Le feu orange est jaune !!

… en plus, c’est comme s’il était rouge, puisque l’arrêt au feu jaune est obligatoire, si, si ... !!

Petite piqûre de rappel : Article R412-31 du Code de la route alinéa 1 : tout conducteur doit marquer l’arrêt devant un feu de signalisation jaune fixe, sauf le cas où, lors de l’allumage dudit feu, le conducteur ne peut plus arrêter son véhicule dans des conditions de sécurité suffisantes.

En théorie pas de difficulté : au vert, on passe, au jaune on s’arrête, sauf exception liée à la sécurité, et au rouge on s’arrête strictement.

En pratique : passe ou passe pas à l’orange ?

La tentation est grande d’accélérer pour toutes les raisons qui viennent à l’esprit à ce moment là, mais trois évidences doivent convaincre de suivre le code de la route :

1) C’est d’abord un enjeu de sécurité : si, à un carrefour, tout le monde joue avec les limites, les feux oranges un peu mûrs peuvent se télescoper avec les feu rouges presque verts et les petits bonhommes pas vraiment rouges… sans compter les hasards malheureux et les étourdis… deux minutes d'arrêt ne vaudront jamais une vie.

2) C’est ensuite un enjeu de régulation de la circulation : les règles sont connues et au service de tous, pour faciliter la vie et faire en sorte que même quand il y a beaucoup de circulation, on avance.

J’en profite pour signaler, parce que ça m’énerve, que passer au feu vert quand on risque de bloquer l’intersection c’est passible d’une amende de quatrième classe (135€ d’amende).

3) C’est enfin un enjeu financier : 35€ d’amende forfaitaire (maximum : 150€), sans perte de point, mais, par conséquent, avec grosse perte de temps…

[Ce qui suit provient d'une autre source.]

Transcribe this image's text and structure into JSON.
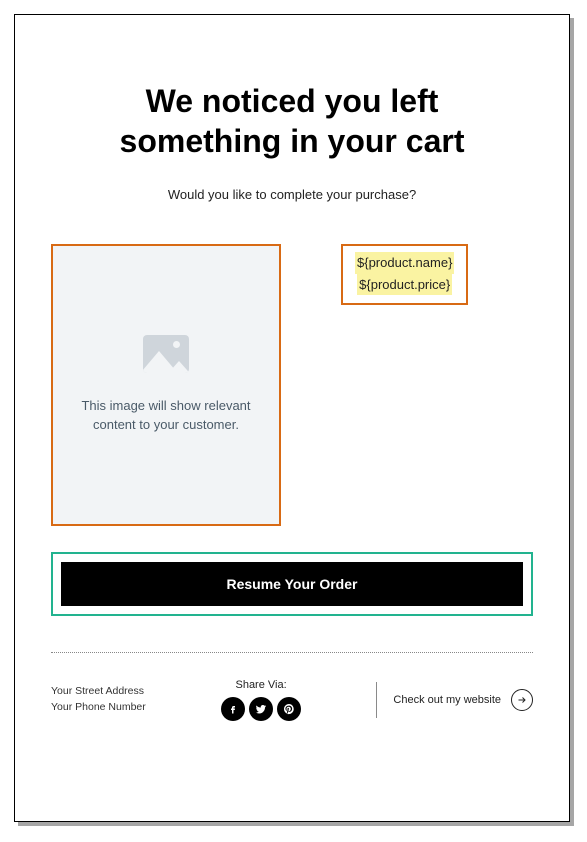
{
  "headline": "We noticed you left something in your cart",
  "subhead": "Would you like to complete your purchase?",
  "product": {
    "image_placeholder_line1": "This image will show relevant",
    "image_placeholder_line2": "content to your customer.",
    "name_token": "${product.name}",
    "price_token": "${product.price}"
  },
  "cta_label": "Resume Your Order",
  "footer": {
    "address_line1": "Your Street Address",
    "address_line2": "Your Phone Number",
    "share_label": "Share Via:",
    "website_label": "Check out my website"
  }
}
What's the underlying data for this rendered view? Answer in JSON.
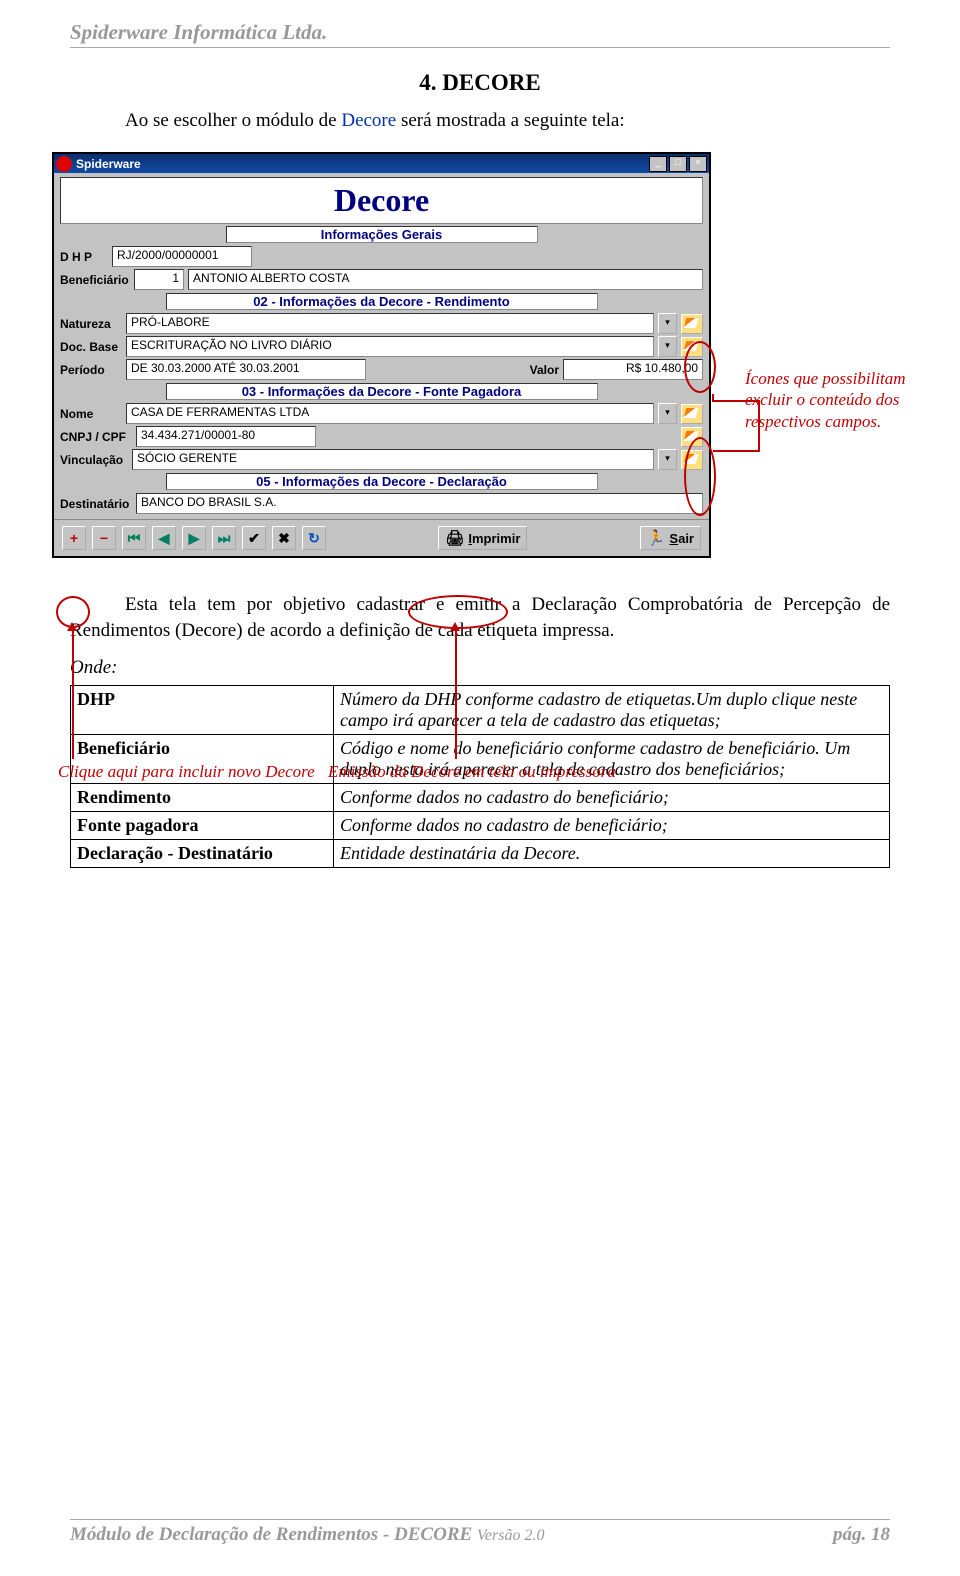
{
  "header": "Spiderware Informática Ltda.",
  "section_title": "4. DECORE",
  "intro": {
    "pre": "Ao se escolher o módulo de ",
    "link": "Decore",
    "post": " será  mostrada a seguinte tela:"
  },
  "window": {
    "app_title": "Spiderware",
    "main_title": "Decore",
    "group_general": "Informações Gerais",
    "dhp_label": "D H P",
    "dhp_value": "RJ/2000/00000001",
    "benef_label": "Beneficiário",
    "benef_code": "1",
    "benef_name": "ANTONIO ALBERTO COSTA",
    "group_02": "02 - Informações da Decore - Rendimento",
    "natureza_label": "Natureza",
    "natureza_value": "PRÓ-LABORE",
    "docbase_label": "Doc. Base",
    "docbase_value": "ESCRITURAÇÃO NO LIVRO DIÁRIO",
    "periodo_label": "Período",
    "periodo_value": "DE 30.03.2000 ATÉ 30.03.2001",
    "valor_label": "Valor",
    "valor_value": "R$ 10.480,00",
    "group_03": "03 - Informações da Decore - Fonte Pagadora",
    "nome_label": "Nome",
    "nome_value": "CASA DE FERRAMENTAS LTDA",
    "cnpj_label": "CNPJ / CPF",
    "cnpj_value": "34.434.271/00001-80",
    "vinc_label": "Vinculação",
    "vinc_value": "SÓCIO GERENTE",
    "group_05": "05 - Informações da Decore - Declaração",
    "dest_label": "Destinatário",
    "dest_value": "BANCO DO BRASIL S.A.",
    "imprimir_label": "Imprimir",
    "sair_label": "Sair"
  },
  "callouts": {
    "right": "Ícones que possibilitam excluir o conteúdo dos respectivos campos.",
    "left": "Clique aqui para incluir novo Decore",
    "mid": "Emissão da Decore em tela ou impressora"
  },
  "paragraph": "Esta tela tem por objetivo cadastrar e emitir a Declaração Comprobatória de Percepção de Rendimentos (Decore) de acordo a definição de cada etiqueta impressa.",
  "onde": "Onde:",
  "table": {
    "r1k": "DHP",
    "r1v": "Número da DHP conforme cadastro de etiquetas.Um duplo clique neste campo irá aparecer a tela de cadastro das etiquetas;",
    "r2k": "Beneficiário",
    "r2v": "Código e nome do beneficiário conforme cadastro de beneficiário. Um duplo nesta irá aparecer a tela de cadastro dos beneficiários;",
    "r3k": "Rendimento",
    "r3v": "Conforme dados no cadastro do beneficiário;",
    "r4k": "Fonte pagadora",
    "r4v": "Conforme dados no cadastro de beneficiário;",
    "r5k": "Declaração - Destinatário",
    "r5v": "Entidade destinatária da Decore."
  },
  "footer": {
    "left_pre": "Módulo de Declaração de Rendimentos - DECORE  ",
    "version": "Versão 2.0",
    "right": "pág.  18"
  }
}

L’arrêt doit se faire dans des conditions de sécurité réfléchies en fonction de la circulation, de la vitesse, de l’état de la chaussée, sachant que la durée du feu orange est de 3 secondes en agglomération et peut atteindre 5 secondes hors agglomération.

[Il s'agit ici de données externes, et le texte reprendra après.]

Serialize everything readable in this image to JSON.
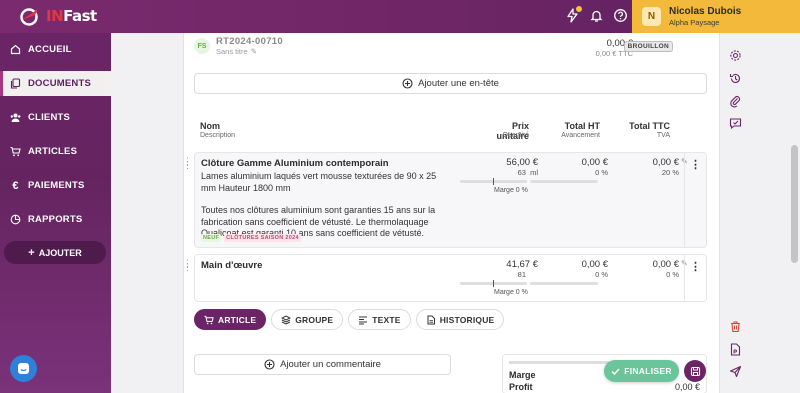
{
  "app": {
    "brand_prefix": "IN",
    "brand_suffix": "Fast"
  },
  "user": {
    "initial": "N",
    "name": "Nicolas Dubois",
    "company": "Alpha Paysage"
  },
  "topbar_icons": [
    "lightning-icon",
    "bell-icon",
    "help-icon"
  ],
  "sidebar": {
    "items": [
      {
        "label": "ACCUEIL",
        "icon": "home-icon",
        "active": false
      },
      {
        "label": "DOCUMENTS",
        "icon": "documents-icon",
        "active": true
      },
      {
        "label": "CLIENTS",
        "icon": "clients-icon",
        "active": false
      },
      {
        "label": "ARTICLES",
        "icon": "cart-icon",
        "active": false
      },
      {
        "label": "PAIEMENTS",
        "icon": "euro-icon",
        "active": false
      },
      {
        "label": "RAPPORTS",
        "icon": "reports-icon",
        "active": false
      }
    ],
    "add_label": "AJOUTER"
  },
  "document": {
    "badge": "FS",
    "reference": "RT2024-00710",
    "subtitle": "Sans titre",
    "total_ht": "0,00 €",
    "total_ttc": "0,00 € TTC",
    "status": "BROUILLON",
    "add_header_label": "Ajouter une en-tête"
  },
  "columns": {
    "name": "Nom",
    "name_sub": "Description",
    "unit_price": "Prix unitaire",
    "unit_price_sub": "Quantité",
    "total_ht": "Total HT",
    "total_ht_sub": "Avancement",
    "total_ttc": "Total TTC",
    "total_ttc_sub": "TVA"
  },
  "lines": [
    {
      "title": "Clôture Gamme Aluminium contemporain",
      "description_1": "Lames aluminium laqués vert mousse texturées de 90 x 25 mm Hauteur 1800 mm",
      "description_2": "Toutes nos clôtures aluminium sont garanties 15 ans sur la fabrication sans coefficient de vétusté. Le thermolaquage Qualicoat est garanti 10 ans sans coefficient de vétusté.",
      "tag_new": "NEUF",
      "tag_category": "CLÔTURES SAISON 2024",
      "unit_price": "56,00 €",
      "quantity": "63",
      "unit": "ml",
      "total_ht": "0,00 €",
      "progress": "0 %",
      "total_ttc": "0,00 €",
      "vat": "20 %",
      "margin": "Marge 0 %",
      "margin_fraction": 0.0
    },
    {
      "title": "Main d'œuvre",
      "unit_price": "41,67 €",
      "quantity": "81",
      "total_ht": "0,00 €",
      "progress": "0 %",
      "total_ttc": "0,00 €",
      "vat": "0 %",
      "margin": "Marge 0 %",
      "margin_fraction": 0.0
    }
  ],
  "actions": {
    "article": "ARTICLE",
    "group": "GROUPE",
    "text": "TEXTE",
    "history": "HISTORIQUE"
  },
  "comment": {
    "add_label": "Ajouter un commentaire"
  },
  "summary": {
    "margin_label": "Marge",
    "profit_label": "Profit",
    "profit_value": "0,00 €"
  },
  "finalize_label": "FINALISER",
  "right_rail_icons": [
    "settings-icon",
    "history-icon",
    "attachment-icon",
    "comment-icon",
    "delete-icon",
    "pdf-icon",
    "send-icon"
  ]
}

Ce sont donc bien les circonstances du franchissement qui peuvent justifier le passage à l’orange et pas des circonstances personnelles.

Deux bons arguments sont issus strictement des textes: le risque de collision avec la voiture qui suit (cf supra) et, sorti tout droit d'un vieil arrêté de 1967 encore cité par la Cour de Cassation, la proximité avec le signal: " le feu de couleur jaune indique aux conducteurs qu'ils n'ont pas le droit de dépasser le signal, sauf s'ils s'en trouvent si près, lorsque le feu jaune s'allume, qu'ils ne puissent plus s'arrêter dans des conditions de sécurité suffisantes avant de l'avoir dépassé".

… ce dont il faut se souvenir au moment de choisir l'option «"je conteste ma contravention" , avec, de préférence, un témoin au minimum.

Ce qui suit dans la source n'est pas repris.